Confidence in the property market fell much further than it should have, Janusz Hooker tells Meet the Press
The recent spate of trophy house sales confirmed that Australia's residential property market was beginning its bounce back to peak levels, the LJ Hooker chairman Janusz Hooker told today's Channel Ten's Meet The Press.
"When you start seeing trophy sales, like you start seeing recently in the $20 to $30 million range happen, it means the ... super luxury and holiday end of the market is on the move, and this doesn't happen unless the core markets are doing very well," Janusz Hooker told the panel which included The Daily Telegraph's property writer, Kirsten Craze.
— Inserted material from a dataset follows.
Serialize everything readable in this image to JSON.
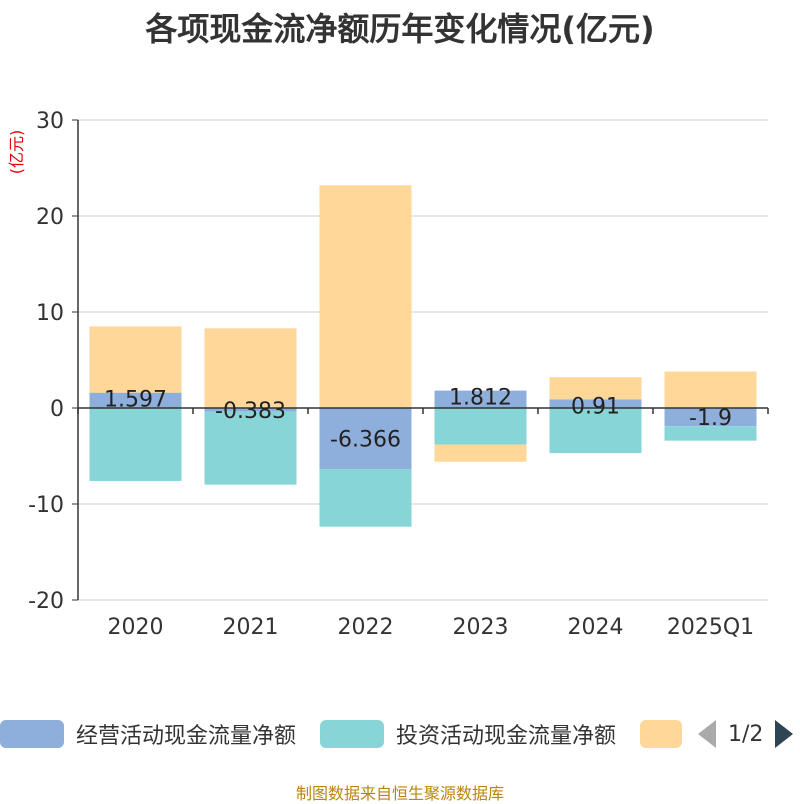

"If you see in an Australian context the big players moving in and starting to buy again it means they're confident and that confidence is a good example of that showing right through to all of the markets."
He said confidence in the property market fell much further than it should have, and was now coming back to more normal levels.
Mr Hooker said overseas investors were now looking to Australia as a stable market in which to invest in real estate.
"If you look at the Australian property market throughout the global financial crisis, our property market performed better than any other developed nation on the planet," he said.
"(Foreign investors are) feeling a little more confidence with their domestic portfolios, and they're looking at the Australian market going 'it's been doing quite well, it's been moving the last quarter and now we start seeing a trend going upwards'."
Mr Hooker suggested that Sydney was the first capital city set to experience the uplift with sales back up to peak 2010 levels, followed then by Canberra and Perth.
It was suggested that Brisbane was the slowest capital city to recover at around 10% off peak levels, along with Melbourne, Darwin, Adelaide and Hobart also yet to regain previous price peaks.
"It's those major metros that still have quite a bit of recovery, between five to 10% to do, but that provides an opportunity because there's still deals to be done there that are below their peaks," Mr Hooker told viewers.
SQM property research director Louis Christopher told the program that the property recovery was real, but it was not nationwide.
Louis Christopher also warned of "dodgy" auction statistics.